On Oct 27, 2018, at 4:44 AM, Sergey F. [email protected] wrote:
Still unresolved... Same problem here
— You are receiving this because you commented. Reply to this email directly, view it on GitHub, or mute the thread.
Same problem. Here is my log.
wget - q https://www.dropbox.com/s/ma6cscyy5wjcd1n/image2.log
I captured it using Wireshark. Note the log contains an image. otherwise, the decompress function works.
I'm in the process of doing a complete rewrite of the be13_api that's used by both tcpflow and bulk_extractor. This is an important issue, but the rewrite is more important. You are welcome to submit a patch, or have one of your students work on it as an exercise. Unfortunately, that's all I can offer at the moment.
Meanwhile, is it okay if I download your log and add it to the set of unit-tests?
Meanwhile, is it okay if I download your log and add it to the set of unit-tests?

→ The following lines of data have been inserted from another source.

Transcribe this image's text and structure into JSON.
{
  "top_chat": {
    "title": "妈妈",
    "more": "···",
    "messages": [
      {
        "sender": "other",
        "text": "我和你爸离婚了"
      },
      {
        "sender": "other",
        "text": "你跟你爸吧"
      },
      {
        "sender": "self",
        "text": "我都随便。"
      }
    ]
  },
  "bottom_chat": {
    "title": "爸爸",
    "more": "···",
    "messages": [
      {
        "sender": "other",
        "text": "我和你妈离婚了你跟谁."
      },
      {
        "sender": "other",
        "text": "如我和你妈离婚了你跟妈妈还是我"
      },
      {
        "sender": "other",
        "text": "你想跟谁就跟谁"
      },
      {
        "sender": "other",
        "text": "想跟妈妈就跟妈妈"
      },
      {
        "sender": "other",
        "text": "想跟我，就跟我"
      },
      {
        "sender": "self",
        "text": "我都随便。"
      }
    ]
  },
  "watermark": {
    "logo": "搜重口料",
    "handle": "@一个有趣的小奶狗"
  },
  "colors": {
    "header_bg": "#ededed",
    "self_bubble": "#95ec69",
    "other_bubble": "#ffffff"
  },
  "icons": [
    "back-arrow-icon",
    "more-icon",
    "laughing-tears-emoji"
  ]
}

Sure. That is what I created for testing.
The HTML and embedded image are here
wget -q https://www.dropbox.com/s/7pkkduka6014uko/image.html wget -q https://www.dropbox.com/s/yb4kvvr1w2scikp/building_20201108_221645.jpg
Thanks again. I'll get to this when the be13_api rewrite is finished. I'll be making tcpflow work with the rewrite before bulk_extractor, as it's a simpler program. The whole system is being updated to C++17 and there will be code coverage of the unit tests, and the unit tests are using a standard unit test framework. It's a lot of work, but i'm learning a lot more about C++ and how it's changed over the past 20 years.
FWIW it seems this only happens w/ -c, the body is correctly decoded when written to an HTTPBODY file, at least for me using 1.5.1.
Not working for me with 1.5.1.
Content-Encoding: gzip and response is displayed not decoded with -c or without. :man_shrugging:
Not working for me with 1.5.1.
Content-Encoding: gzipand response is displayed not decoded with-cor without. 🤷♂️
Thanks for the report. Nobody has worked on it, so it is not surprising it does not work. Do you want to try to give it a try?